Study reveals new data on region-specific website blocking practices

A team of researchers unearthed new data on geographic denial of access to web content in a new paper.

403 error message Enlarge

When a website is blocked to users across an entire country, the popular first assumption is that a government censorship program is at work. While this can certainly be the case, there are other reasons online content might be nationally unavailable. Service operators and publishers sometimes deny access themselves, server-side, to clients from a variety of locations.

A team of researchers led by Prof. Roya Ensafi and PhD student Allison McDonald unearthed new data on this access denial in their paper, “403 Forbidden: A Global View of CDN Geoblocking,” to be presented at the 2018 ACM Internet Measurement Conference.

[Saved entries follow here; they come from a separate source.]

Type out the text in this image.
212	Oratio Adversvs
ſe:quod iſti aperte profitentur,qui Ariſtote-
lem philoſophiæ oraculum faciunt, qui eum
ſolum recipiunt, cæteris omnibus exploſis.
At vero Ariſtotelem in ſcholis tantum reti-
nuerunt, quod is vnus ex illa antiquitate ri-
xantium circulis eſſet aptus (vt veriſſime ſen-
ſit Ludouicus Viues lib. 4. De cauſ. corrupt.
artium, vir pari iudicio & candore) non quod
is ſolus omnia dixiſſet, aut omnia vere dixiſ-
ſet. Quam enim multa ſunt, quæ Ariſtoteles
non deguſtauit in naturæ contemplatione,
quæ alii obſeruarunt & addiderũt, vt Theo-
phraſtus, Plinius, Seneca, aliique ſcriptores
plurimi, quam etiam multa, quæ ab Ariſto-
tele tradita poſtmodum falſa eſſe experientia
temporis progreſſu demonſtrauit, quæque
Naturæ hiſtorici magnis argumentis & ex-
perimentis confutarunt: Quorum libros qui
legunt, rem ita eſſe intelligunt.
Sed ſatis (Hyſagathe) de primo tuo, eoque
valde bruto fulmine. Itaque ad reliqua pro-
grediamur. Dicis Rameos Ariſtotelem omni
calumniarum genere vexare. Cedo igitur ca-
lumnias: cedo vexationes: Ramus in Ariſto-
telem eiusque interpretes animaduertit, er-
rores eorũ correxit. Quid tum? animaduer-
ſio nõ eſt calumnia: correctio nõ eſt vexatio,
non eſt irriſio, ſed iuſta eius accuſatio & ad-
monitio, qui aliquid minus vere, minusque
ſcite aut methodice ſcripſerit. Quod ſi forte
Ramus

This paper presents the first wide-scale measurement study of server-side geographic restrictions, or geoblocking, a phenomenon in which websites block access for users in particular countries or regions. Many websites practice geoblocking to comply with international regulations, local legal requirements, or licensing restrictions, as well as to enforce market segmentation or prevent abuse. Some websites even do so simply to reduce unwanted traffic.

“Our data suggests that making it easy for websites to block entire countries likely contributes to overly-aggressive blocking of their customers,” says Ensafi.

Excessive blocking can result in entire national populations being unable to reach valuable sites and content, and the researchers say there is an abundance of evidence that overblocking frequently occurs.

Geoblocking has drawn increasing scrutiny from policymakers, the team says. A 2013 study by the Australian parliament concluded that geoblocking forces Australians to pay higher prices, and in 2017 the European Union banned some forms of geoblocking to foster a single European market.

Besides this, advocates say the practice can exacerbate a “balkanization” of the Internet, giving populations of different regions very different online experiences. For example, after the General Data Protection Regulation came into effect in May 2018, several major US-based news sites blocked access from Europe entirely. Some sites built on the Google App Engine are unavailable in Cuba and Iran by default, due to Google’s interpretation of U.S. regulations, and many regions that witness a high concentration of spam activities are blocked where enhanced security measures could be used instead.

The team hopes that quantifying geoblocking will help reduce these and other overblocking practices by highlighting the extent of its impact on users.

To help researchers and policymakers understand this phenomenon, the team developed a semi-automated system to detect instances where whole websites were rendered inaccessible due to geoblocking. By focusing on detecting geoblocking capabilities offered by large CDNs and cloud providers, they were able to reliably distinguish the practice from dynamic anti-abuse mechanisms and network-based censorship.

This distinction can be key in eliminating errors in internet censorship research. The findings indicate that 9% of domains on a widely used list of censored domains returned a CDN block page in at least one country.

“Censorship measurement studies should take geoblocking into consideration before ascribing unavailable sites to network-based censorship,” says Ensafi.

Findings indicate that geoblocking occurs across a broad set of countries and sites – in fact it was observed in nearly all 177 countries in the study. Countries facing US economic sanctions such as Iran, Syria, Sudan, Cuba, and Russia experienced the highest rates, particularly for finance, banking, and shopping sites.

Researchers applied the techniques to test for geoblocking across the Alexa Top 10K sites from thousands of vantage points in 177 countries. They then expanded the measurement to a sample of content-delivery network customers in the Alexa Top Million. The team observed a median of 3 domains inaccessible due to geoblocking per country, with a maximum of 71 domains blocked in Syria. The domains in the Alexa Top Million saw an overall rate of 4.4% of domains using their CDN’s geoblocking feature in at least one country.

The team collaborated with Cloudflare to verify their observations and gain additional insights into the phenomenon. In particular, the authors found that geoblocking is rapidly becoming more prevalent, adding all the more urgency to their continued work of highlighting the practice’s negative impact. In the best case, their efforts will sway other CDNs and cloud providers to limit access to the tools and encourage a more open, inclusive internet.